Predictive Adaptive Control of the IVER2 Autonomous Underwater Vehicle (PAC-IVER)
PNNL PIs: Soumya Vasisht, Wences Shaw-Cortez, Jan Drgona, Aaron Tuor, Draguna Vrabie
University of Washington PIs: Greg Okopal, Jacob Anderson

Current state-of-the-art controllers in deployed systems lack speed, versatility, and reliable autonomy when operating autonomously in extreme dynamic environments and situations that call for adaptive responses. Modeling and control design processes must account for potential failure modes and perform fast online corrections and updates on weight-, compute-, and power-limited platforms based on noisy or partial information. Typical implementations of model predictive control (MPC) methods, while highly coveted for their favorable properties such as stability and constraint handling, can be memory and compute intensive. Novel deep-learning-based controllers mimic standard MPC behavior but suffer from inadequate constraint handling and poor performance guarantees over longer time horizons.
This project team conducts basic research to advance AI-enriched, domain-aware modeling and optimization with guaranteed outcomes for a high-consequence system use case. Our project is designed to develop and deploy a rapid, safe, robust, and adaptive deep-learning-based modeling and controller design method on the Iver2 autonomous underwater vehicle platform in collaboration with the Applied Physics Laboratory at University of Washington.

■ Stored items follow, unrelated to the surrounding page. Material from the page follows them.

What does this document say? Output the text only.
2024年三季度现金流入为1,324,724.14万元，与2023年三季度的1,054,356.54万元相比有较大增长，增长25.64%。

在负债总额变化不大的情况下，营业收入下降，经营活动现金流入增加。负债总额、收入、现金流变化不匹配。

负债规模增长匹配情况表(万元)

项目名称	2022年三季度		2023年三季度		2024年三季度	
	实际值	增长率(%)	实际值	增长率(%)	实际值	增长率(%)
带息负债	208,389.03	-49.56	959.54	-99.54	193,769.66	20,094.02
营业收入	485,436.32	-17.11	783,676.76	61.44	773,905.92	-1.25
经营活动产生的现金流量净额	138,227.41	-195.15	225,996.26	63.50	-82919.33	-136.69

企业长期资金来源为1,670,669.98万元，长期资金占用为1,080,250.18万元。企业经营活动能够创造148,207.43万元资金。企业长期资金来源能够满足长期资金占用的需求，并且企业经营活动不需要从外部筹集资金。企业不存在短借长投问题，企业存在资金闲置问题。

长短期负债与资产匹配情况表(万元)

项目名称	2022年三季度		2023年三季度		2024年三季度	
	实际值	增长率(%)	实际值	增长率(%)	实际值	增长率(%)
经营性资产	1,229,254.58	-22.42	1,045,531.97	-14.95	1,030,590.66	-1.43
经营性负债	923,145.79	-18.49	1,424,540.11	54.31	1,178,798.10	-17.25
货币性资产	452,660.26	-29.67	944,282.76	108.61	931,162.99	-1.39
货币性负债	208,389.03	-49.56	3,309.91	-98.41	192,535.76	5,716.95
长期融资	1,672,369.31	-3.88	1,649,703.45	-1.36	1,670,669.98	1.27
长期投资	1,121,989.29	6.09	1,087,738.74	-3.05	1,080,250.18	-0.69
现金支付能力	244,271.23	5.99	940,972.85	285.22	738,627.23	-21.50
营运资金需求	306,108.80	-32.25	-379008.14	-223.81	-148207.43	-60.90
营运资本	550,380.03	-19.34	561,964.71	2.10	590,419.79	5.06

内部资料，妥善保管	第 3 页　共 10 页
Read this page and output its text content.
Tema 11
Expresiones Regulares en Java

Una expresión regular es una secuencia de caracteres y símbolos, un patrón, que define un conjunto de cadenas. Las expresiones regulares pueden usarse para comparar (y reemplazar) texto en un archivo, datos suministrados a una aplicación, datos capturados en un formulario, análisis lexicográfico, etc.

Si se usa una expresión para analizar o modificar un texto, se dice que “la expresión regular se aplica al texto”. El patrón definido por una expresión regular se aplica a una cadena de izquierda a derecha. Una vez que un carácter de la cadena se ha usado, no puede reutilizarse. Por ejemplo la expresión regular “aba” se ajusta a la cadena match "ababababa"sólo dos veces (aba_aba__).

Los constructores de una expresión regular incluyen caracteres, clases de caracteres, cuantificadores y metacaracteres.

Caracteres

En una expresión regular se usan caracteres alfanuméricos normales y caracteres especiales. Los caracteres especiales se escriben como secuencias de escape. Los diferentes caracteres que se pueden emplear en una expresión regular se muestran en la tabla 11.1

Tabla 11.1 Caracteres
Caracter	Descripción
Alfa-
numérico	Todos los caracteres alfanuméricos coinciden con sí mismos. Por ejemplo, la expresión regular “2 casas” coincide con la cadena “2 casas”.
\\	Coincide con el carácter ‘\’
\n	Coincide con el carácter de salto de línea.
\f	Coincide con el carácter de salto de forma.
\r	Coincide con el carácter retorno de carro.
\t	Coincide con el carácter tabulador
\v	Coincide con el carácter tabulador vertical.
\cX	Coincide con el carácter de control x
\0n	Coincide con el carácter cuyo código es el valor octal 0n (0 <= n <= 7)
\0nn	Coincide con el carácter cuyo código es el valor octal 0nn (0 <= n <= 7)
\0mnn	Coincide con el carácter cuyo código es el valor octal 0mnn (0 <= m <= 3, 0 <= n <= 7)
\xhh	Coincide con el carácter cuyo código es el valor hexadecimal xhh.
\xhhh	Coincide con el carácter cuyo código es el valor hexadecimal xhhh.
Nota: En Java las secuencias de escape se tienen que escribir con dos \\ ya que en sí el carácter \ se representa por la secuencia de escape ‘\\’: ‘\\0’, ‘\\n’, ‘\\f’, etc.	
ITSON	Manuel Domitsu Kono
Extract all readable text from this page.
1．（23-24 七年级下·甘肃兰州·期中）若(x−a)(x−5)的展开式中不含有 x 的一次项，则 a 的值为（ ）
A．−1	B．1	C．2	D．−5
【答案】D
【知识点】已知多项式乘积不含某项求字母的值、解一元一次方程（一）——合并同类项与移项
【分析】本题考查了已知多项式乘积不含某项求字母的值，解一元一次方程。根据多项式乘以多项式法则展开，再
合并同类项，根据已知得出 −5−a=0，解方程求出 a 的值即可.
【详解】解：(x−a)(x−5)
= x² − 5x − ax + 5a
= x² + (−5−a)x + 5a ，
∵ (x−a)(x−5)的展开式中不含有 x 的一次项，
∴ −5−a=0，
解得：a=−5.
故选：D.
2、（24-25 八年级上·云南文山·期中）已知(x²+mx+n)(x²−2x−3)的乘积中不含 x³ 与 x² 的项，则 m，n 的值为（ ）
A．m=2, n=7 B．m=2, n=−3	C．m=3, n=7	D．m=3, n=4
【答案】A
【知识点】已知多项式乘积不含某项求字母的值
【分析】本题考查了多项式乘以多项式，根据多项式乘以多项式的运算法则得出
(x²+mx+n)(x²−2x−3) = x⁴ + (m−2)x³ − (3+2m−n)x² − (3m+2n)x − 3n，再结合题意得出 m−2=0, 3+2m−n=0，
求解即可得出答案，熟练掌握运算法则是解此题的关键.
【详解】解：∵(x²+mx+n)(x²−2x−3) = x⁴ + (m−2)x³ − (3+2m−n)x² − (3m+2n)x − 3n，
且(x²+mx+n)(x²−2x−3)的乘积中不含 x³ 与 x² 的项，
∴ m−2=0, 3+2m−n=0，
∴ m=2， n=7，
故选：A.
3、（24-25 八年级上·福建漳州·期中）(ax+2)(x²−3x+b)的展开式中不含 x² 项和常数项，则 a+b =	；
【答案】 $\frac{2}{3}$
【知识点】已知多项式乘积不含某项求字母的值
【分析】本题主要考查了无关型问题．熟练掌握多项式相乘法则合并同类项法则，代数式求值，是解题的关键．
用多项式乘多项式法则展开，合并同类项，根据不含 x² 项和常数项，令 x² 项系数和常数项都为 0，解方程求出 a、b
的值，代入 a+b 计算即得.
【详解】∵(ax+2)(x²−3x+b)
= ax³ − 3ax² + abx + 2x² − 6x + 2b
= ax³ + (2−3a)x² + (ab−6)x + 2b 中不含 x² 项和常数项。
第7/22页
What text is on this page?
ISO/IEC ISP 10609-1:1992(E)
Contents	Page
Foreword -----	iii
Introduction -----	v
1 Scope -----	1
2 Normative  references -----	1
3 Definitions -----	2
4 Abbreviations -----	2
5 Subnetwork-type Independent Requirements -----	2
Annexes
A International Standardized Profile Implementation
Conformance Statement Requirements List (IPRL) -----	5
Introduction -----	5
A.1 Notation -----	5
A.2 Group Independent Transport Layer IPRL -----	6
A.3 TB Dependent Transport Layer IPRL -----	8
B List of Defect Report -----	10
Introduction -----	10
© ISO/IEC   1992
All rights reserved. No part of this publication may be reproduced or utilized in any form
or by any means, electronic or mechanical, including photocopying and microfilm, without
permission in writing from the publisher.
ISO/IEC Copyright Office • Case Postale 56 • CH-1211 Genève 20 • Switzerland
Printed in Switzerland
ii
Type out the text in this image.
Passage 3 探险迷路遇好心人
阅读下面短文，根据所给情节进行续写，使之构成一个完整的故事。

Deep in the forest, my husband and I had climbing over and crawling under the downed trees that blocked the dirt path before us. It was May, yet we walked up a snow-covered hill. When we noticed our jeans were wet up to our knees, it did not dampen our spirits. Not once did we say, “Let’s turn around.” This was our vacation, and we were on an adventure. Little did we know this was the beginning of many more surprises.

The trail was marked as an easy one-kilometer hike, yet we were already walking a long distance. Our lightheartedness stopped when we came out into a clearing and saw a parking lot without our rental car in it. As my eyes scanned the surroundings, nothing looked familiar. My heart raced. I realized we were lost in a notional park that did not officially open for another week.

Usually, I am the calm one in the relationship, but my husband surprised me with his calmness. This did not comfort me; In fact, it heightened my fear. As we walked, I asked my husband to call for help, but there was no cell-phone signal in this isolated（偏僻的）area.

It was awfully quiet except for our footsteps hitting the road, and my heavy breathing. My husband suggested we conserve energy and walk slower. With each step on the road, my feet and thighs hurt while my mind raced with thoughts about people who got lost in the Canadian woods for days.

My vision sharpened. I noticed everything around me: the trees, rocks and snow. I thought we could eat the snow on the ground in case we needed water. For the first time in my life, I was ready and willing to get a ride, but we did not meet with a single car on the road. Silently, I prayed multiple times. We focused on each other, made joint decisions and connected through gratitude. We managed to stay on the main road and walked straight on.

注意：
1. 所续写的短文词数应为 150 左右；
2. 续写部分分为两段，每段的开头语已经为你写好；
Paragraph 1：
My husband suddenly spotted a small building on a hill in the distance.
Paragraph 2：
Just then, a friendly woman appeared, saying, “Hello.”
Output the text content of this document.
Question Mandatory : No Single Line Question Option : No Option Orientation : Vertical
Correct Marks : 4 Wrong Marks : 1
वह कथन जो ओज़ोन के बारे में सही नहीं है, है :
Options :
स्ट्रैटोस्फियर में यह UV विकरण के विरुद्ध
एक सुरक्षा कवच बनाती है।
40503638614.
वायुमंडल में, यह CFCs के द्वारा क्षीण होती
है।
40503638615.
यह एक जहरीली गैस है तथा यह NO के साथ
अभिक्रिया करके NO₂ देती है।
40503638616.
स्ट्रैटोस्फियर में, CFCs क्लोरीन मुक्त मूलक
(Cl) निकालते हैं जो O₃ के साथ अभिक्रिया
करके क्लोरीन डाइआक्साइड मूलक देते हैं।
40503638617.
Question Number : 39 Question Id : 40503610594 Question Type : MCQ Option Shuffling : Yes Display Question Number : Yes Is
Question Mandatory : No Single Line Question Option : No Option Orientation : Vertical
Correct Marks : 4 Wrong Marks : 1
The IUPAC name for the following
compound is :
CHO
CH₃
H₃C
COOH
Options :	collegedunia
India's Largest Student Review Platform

Our approach shares both the trusted autonomy of MPC and the scalability of explicit deep learning control policies. Our method, Differentiable Predictive Control (DPC), developed under PNNL’s MARS initiative, employs domain-aware deep learning to both model nonlinear dynamics and optimize explicit control policies with constraint satisfaction from small sets of experimentally recorded system measurements. The feasibility and efficiency of DPC have previously been validated both in simulations and in experiments with an embedded implementation on a laboratory device using a low-resource Raspberry-Pi platform. In this project the team will extend that outcome to a real-world autonomous vehicle platform set in a dynamic environment with safety- and mission-critical objectives and constraints. We are enhancing the DPC approach to synthesize generalizable and adaptive control policies that account for new, unseen vehicle configurations and environmental disturbances. This project is demonstrating the adaptive capabilities of DPC to model and control a generic autonomous underwater vehicle.